Il retrò (senza nostalgia) di Jessica Pratt

Quiet Signs, il delizioso terzo album della cantautrice californiana Jessica Pratt

Jessica Pratt - Quiet Signs
Jessica Pratt
Disco
pop
Jessica Pratt
Quiet Signs
City Slang
2019

Certi dischi, anziché sorprendere per l’originalità formale o l’azzardo dell’esperimento, incantano con limpida semplicità, affidandosi al gusto e all’ispirazione. Così è nel caso del terzo lavoro realizzato dalla trentunenne cantautrice californiana Jessica Pratt, uscita per la prima volta dal rifugio delle mura domestiche, dove aveva registrato i precedenti.

Quiet Signs è dunque diverso da quei due album, ancorché in maniera impercettibile, appena più rifinito nella cura del suono e ricco negli arrangiamenti: pianoforte, organo, flauto e archi simulati al sintetizzatore, oltre a voce e chitarra. Canzoni esili ma niente affatto inconsistenti: nove in tutto, per un totale inferiore alla mezz’ora. Un tratto di essenzialità che rispecchia lo schema di scrittura: lineare senza risultare banale, classico ma non ovvio. Ricorda nelle fattezze alcune colleghe del passato, perlopiù minori: le connazionali Karen Dalton e Judee Sill, oppure la misconosciuta tedesca Sibylle Baier. Musica talmente leggera, quella di Jessica Pratt, che pare sia in grado di levitare: dotata d’ineffabile fascino retrò, eppure affrancata da intenzioni nostalgiche. Prendiamo ad esempio “This Time Around”, incaricata a fine ottobre di anticipare il resto: una ballata diafana e tuttavia intensa, nella quale percepiamo il desiderio di riscatto di una donna che “portava sulla faccia i segni degli strani anni perduti”.
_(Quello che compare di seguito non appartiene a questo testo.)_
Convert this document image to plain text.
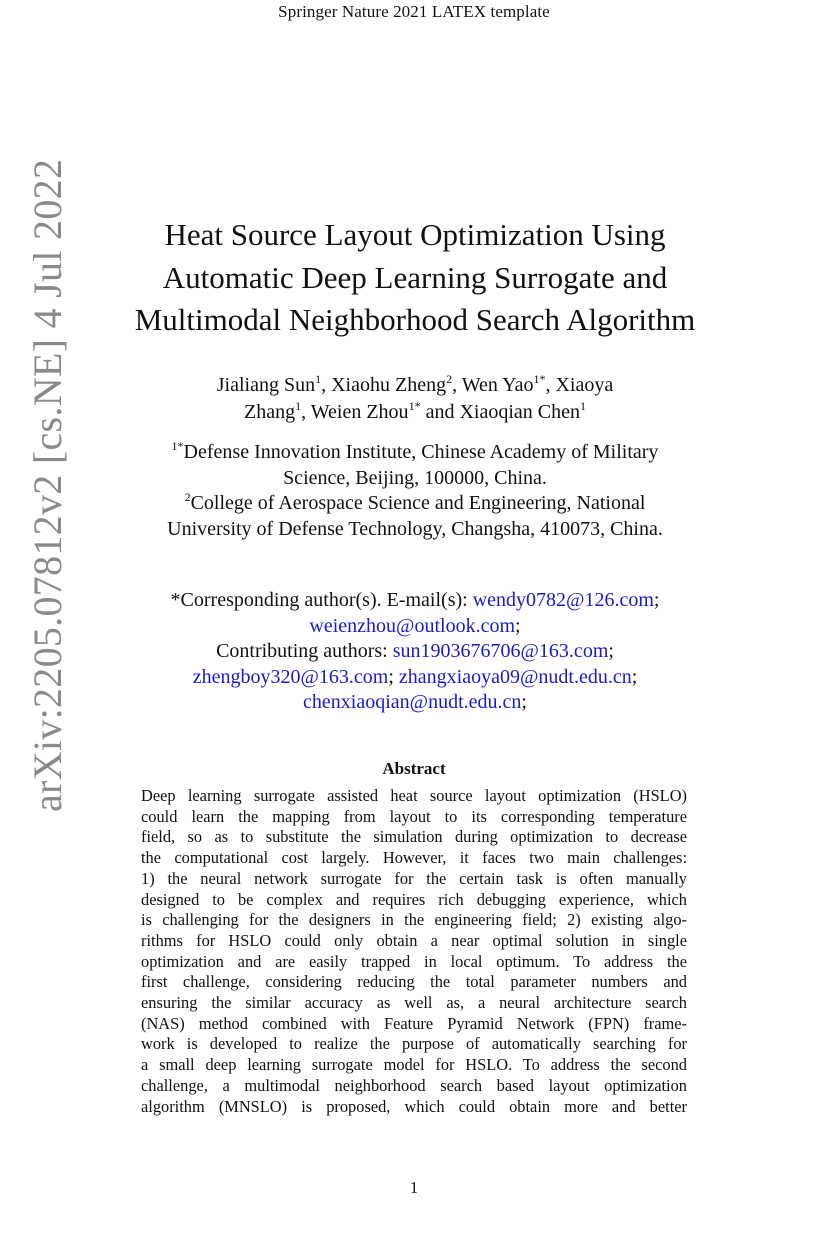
Springer Nature 2021 LATEX template
arXiv:2205.07812v2 [cs.NE] 4 Jul 2022	Heat Source Layout Optimization Using
Automatic Deep Learning Surrogate and
Multimodal Neighborhood Search Algorithm
Jialiang Sun$^1$, Xiaohu Zheng$^2$, Wen Yao$^{1*}$, Xiaoya
Zhang$^1$, Weien Zhou$^{1*}$ and Xiaoqian Chen$^1$
$^{1*}$Defense Innovation Institute, Chinese Academy of Military
Science, Beijing, 100000, China.
$^2$College of Aerospace Science and Engineering, National
University of Defense Technology, Changsha, 410073, China.
*Corresponding author(s). E-mail(s): wendy0782@126.com;
weienzhou@outlook.com;
Contributing authors: sun1903676706@163.com;
zhengboy320@163.com; zhangxiaoya09@nudt.edu.cn;
chenxiaoqian@nudt.edu.cn;
Abstract
Deep learning surrogate assisted heat source layout optimization (HSLO)
could learn the mapping from layout to its corresponding temperature
field, so as to substitute the simulation during optimization to decrease
the computational cost largely. However, it faces two main challenges:
1) the neural network surrogate for the certain task is often manually
designed to be complex and requires rich debugging experience, which
is challenging for the designers in the engineering field; 2) existing algo-
rithms for HSLO could only obtain a near optimal solution in single
optimization and are easily trapped in local optimum. To address the
first challenge, considering reducing the total parameter numbers and
ensuring the similar accuracy as well as, a neural architecture search
(NAS) method combined with Feature Pyramid Network (FPN) frame-
work is developed to realize the purpose of automatically searching for
a small deep learning surrogate model for HSLO. To address the second
challenge, a multimodal neighborhood search based layout optimization
algorithm (MNSLO) is proposed, which could obtain more and better
1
Ad aprire la sequenza è un episodio pressoché strumentale, guidato dal piano e omonimo al film diretto da John Cassavetes nel 1977, “Opening Night”: riflessione sull’invecchiamento e la caducità delle cose in scala cinematografica. Sviluppando i medesimi accordi alla chitarra, la successiva “As the World Turns” introduce il canto miagolante di Jessica Pratt, sensuale e naïf. Ecco poi “Fare Thee Well”, fra gli apici della raccolta: brumoso come certo folk inglese d’antan. In “Here My Love” e “Poly Blue” si capta invece un’eco lontana che sa di bossa nova, mentre “Crossing” ha quasi cadenza da minuetto. Chiude il programma “Aeroplane”, increspata da riverberi ed elettricità infinitesimali: “Il destino dev’essere dalla mia parte”, cinguetta la protagonista. Una vera squisitezza.